In my experience, the only thing I really need from a DM's Screen are Skill DC's and damage expressions by level; coincidentally, everything that DMG p.42 originally set out. Here's what I've been using as a screen, printed out and glued to a peice of posterboard. Simple, easy, elegant.
I think that there are a lot of DM's out there who use the screen like Linus (from Peanuts) uses his blanket. It's a tool to hold on to, a physical object which gives you a form of emotional protection. The DM Screen might as well be called a shield; it protects the DM from the judging eyes of the players. It's an emotional brick wall. When you up alone at the head of the table, running the show for everyone's amusement (more on that on another post), it can get extremely intimidating. The screen gives you that demarkation, a symbol of authority that lets the DM rule from afar.

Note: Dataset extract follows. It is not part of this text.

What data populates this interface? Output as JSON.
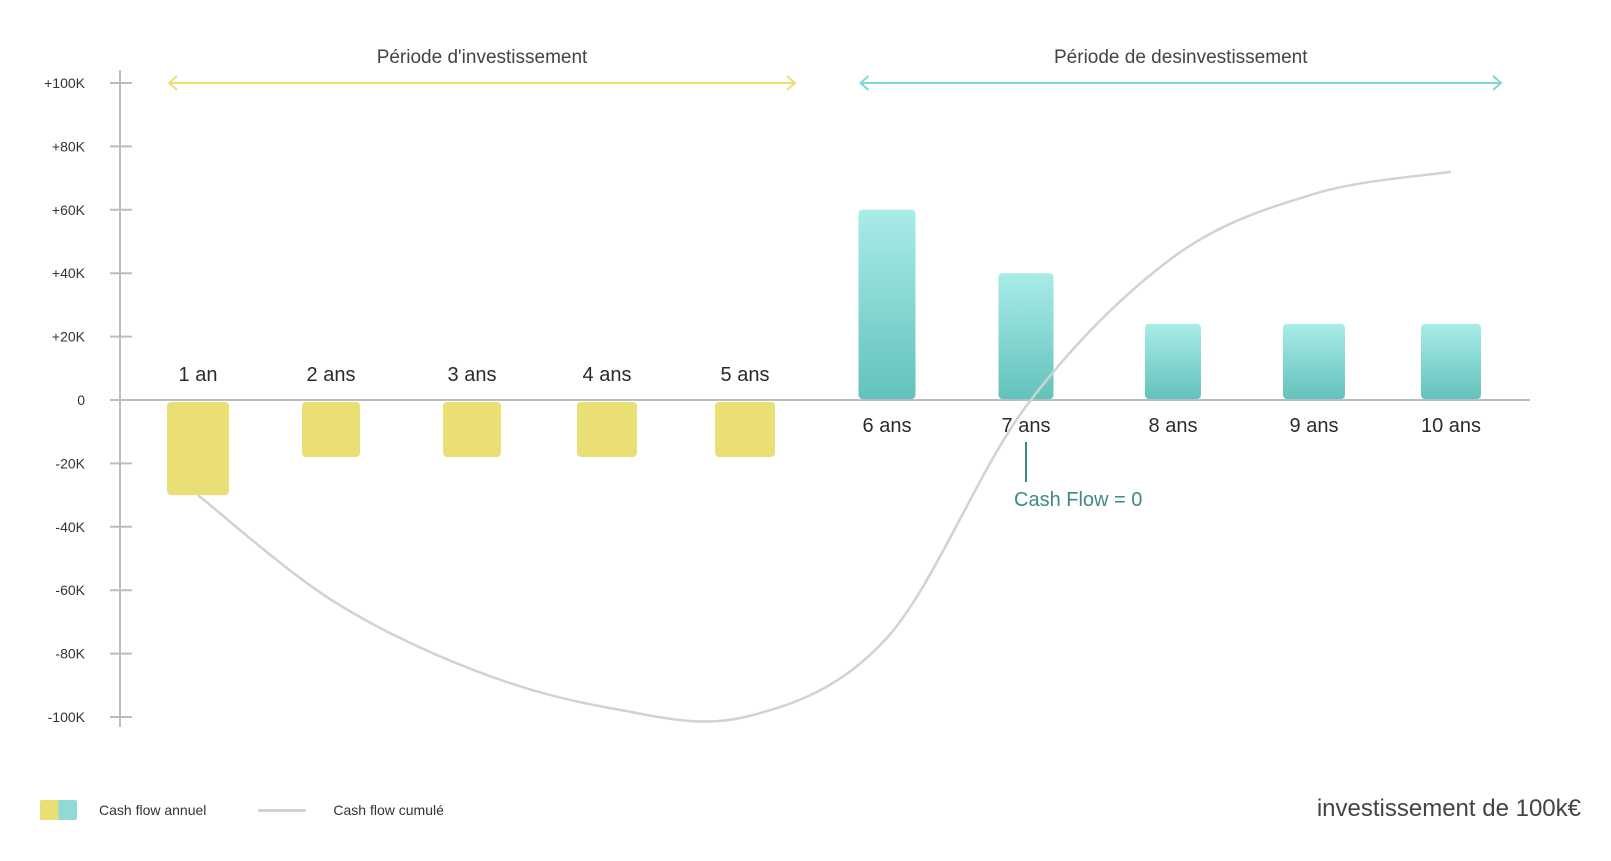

Years ago, I briefly played in a D&D game in a public place; the back end of a coffee shop. The shop itself was great. I always really appreciated how accomodating there were to us and our weird hobby, and I always made sure I repaid that kindness with buying coffee and snacks from them during the session. I normally don't support gaming in public, I feel like it inhibits your creativity, roleplaying, and downright sillyness of a game by having strangers able to peek in on you. People did, in fact, ask questions to us while we were playing. One woman in particular asked something that always stuck with me and really struck a chord. She pointed to the DM at the time and asked, "Why is that man hiding from you?"
And there it was, the DM is hiding. He wasn't playing a game with us, he was playing a game at us. In the whole Gygaxian-TPK kind of vibe. The screen, it had set up our mindsets to be that way.
And so in this phase of my life, I use a flat "screen" that lays down next to my notes, or propped up off to the side, and I face my players eye-to-eye.